Titley-O’Neal is the director of the BVI-based consulting company Environmental Systems. Reached by phone, she said she would forward the full text of an email she sent to the BVI online newspaper, www.virginislandsnewsonline.com, expressing her concerns about sargassum.

The forwarded text did not arrive by press time, but Titley-O’Neal said she told the BVI newspaper hydrogen sulfide is released into the water from the sargassum. She said oral ingestion of some sulfides has been reported to cause nausea, vomiting and epigastric pain as well as an irritant to the mucous membranes.

According to Titley-O’Neal, it has been estimated that an oral dose of 10 to 15 grams of sodium sulfide would be fatal to humans.

Remarks by Titley-O’Neal come on the heels of a fish kill in Coral Bay as well as similar incidents in the British territory.

However, V.I. National Park Superintendent Jayne Schaeffer said the park has not had any reports of fish kills in its waters.

Kent Bernier Jr. at the Planning and Natural Resources Department, who heads the territory’s sargassum task force, went by boat Monday to Coral Bay to investigate the issue. He said the dead fish and the sargassum weed that had been piled up along the Coral Bay shoreline last week were gone.

He said it was present on the island’s southside at Lameshur Bay, however.

Bernier said he took a water sample in Coral Bay but the results are not yet available.

He said the high amount of sulfur in the water from the sargassum is also turning boat bottoms black.

LeBron, who said she majored in environmental studies at college, said the sargassum “sucks up” the oxygen in the water, which causes fish to die.

The park’s beaches, like many others, do have sargassum problems. The park’s website has an entire page devoted to the issue and notes that the sargassum will eventually wash out to sea or decompose.
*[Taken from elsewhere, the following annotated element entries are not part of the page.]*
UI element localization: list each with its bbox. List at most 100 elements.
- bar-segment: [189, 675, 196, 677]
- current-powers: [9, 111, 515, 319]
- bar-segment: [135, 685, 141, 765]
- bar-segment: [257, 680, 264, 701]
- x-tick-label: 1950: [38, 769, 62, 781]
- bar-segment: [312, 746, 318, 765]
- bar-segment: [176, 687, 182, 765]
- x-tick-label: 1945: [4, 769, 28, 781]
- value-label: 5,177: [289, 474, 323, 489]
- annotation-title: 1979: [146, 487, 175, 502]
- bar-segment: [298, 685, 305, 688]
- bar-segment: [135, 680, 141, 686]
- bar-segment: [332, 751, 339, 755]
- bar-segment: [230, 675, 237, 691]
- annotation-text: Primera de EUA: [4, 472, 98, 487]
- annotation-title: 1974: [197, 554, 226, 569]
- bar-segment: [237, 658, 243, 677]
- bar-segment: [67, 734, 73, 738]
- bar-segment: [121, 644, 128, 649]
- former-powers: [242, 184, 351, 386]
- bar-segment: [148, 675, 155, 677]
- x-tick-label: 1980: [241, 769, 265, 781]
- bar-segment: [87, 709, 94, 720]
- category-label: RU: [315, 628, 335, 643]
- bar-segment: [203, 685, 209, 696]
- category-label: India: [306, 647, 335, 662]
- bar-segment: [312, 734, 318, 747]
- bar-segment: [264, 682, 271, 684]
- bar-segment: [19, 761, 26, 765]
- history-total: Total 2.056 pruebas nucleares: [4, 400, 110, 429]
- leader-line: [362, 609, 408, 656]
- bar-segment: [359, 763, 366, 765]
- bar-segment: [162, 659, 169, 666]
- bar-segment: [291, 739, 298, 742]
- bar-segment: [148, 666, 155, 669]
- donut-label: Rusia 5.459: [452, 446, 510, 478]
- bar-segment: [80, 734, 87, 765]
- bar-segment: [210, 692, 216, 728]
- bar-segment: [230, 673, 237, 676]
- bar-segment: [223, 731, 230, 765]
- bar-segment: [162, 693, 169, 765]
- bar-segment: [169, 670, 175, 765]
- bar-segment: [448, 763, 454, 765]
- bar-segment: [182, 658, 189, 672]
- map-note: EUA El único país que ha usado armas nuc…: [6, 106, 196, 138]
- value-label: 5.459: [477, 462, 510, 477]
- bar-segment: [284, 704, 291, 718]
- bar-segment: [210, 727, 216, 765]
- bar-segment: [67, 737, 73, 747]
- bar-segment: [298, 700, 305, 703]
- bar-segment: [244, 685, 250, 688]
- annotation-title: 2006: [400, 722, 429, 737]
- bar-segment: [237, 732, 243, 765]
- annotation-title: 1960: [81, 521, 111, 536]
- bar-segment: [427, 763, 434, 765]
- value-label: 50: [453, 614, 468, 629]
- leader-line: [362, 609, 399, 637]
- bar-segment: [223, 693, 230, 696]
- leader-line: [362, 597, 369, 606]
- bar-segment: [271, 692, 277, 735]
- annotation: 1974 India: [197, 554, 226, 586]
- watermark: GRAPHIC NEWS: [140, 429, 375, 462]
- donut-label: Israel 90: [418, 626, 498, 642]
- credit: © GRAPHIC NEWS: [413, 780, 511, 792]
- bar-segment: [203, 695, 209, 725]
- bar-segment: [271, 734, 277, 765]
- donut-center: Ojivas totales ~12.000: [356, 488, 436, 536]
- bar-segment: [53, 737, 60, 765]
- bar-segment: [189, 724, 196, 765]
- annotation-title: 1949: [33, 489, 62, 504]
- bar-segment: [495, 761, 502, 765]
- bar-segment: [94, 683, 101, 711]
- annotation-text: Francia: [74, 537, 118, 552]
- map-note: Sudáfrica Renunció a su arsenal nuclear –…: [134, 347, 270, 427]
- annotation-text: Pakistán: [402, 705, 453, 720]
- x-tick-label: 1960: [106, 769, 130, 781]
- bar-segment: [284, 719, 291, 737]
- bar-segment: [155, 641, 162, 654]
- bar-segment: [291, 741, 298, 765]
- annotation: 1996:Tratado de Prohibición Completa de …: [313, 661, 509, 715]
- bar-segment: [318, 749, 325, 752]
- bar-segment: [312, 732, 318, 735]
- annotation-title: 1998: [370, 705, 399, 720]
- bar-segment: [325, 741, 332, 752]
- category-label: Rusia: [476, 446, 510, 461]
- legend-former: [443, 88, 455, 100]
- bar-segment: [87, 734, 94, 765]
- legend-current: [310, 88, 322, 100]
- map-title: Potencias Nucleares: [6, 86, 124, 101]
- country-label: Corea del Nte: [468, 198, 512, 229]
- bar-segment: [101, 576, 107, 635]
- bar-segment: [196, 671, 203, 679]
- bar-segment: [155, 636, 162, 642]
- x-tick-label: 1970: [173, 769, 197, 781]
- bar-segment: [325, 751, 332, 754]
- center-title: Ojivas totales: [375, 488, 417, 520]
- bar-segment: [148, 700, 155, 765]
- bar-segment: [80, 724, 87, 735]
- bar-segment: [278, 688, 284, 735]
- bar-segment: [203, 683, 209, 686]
On Monday, the BVI government sent out a press release about the sargassum and dead fish issue.

Acting Deputy Chief Conservation and Fisheries Officer Mervin Hastings said the sargassum blocks the penetration of sunlight, which reduces oxygen production by seaweed and other photosynthetic organisms in the water. After the sargassum dies, the decomposition of the weed uses up the oxygen in the water column thus causing the marine life to die, he said.

Both the press release and the Gulf and Caribbean Fisheries Institute fact sheet indicates that sargassum seaweed provides a nursery for over 120 species of fish and invertebrates and provides protection similar to that of a mangrove.

Hastings said the seaweed is an important nursery habitat that provides shelter and food for endangered species such as sea turtles and for commercially important species of fish such as tuna and mahi-mahi.

Hastings said the seaweed is a natural occurrence and that it is believed that the recent influx is related to massive sargassum blooms occurring in particular areas of the Atlantic and is not directly associated with the Sargasso Sea. 

Hasting added there is a possibility that sargassum seaweed being washed along the territory’s shoreline can become a more frequent occurrence for the Caribbean region. He said the bloom this year has been attributed to high sea surface temperatures and higher nutrient levels, among other factors. 

Hasting said average sea surface temperatures are also expected to rise over time as a part of the global climate change phenomenon and the Eastern Caribbean is in the process of using remote sensing satellite systems to track the arrival of sargassum seaweed in the region.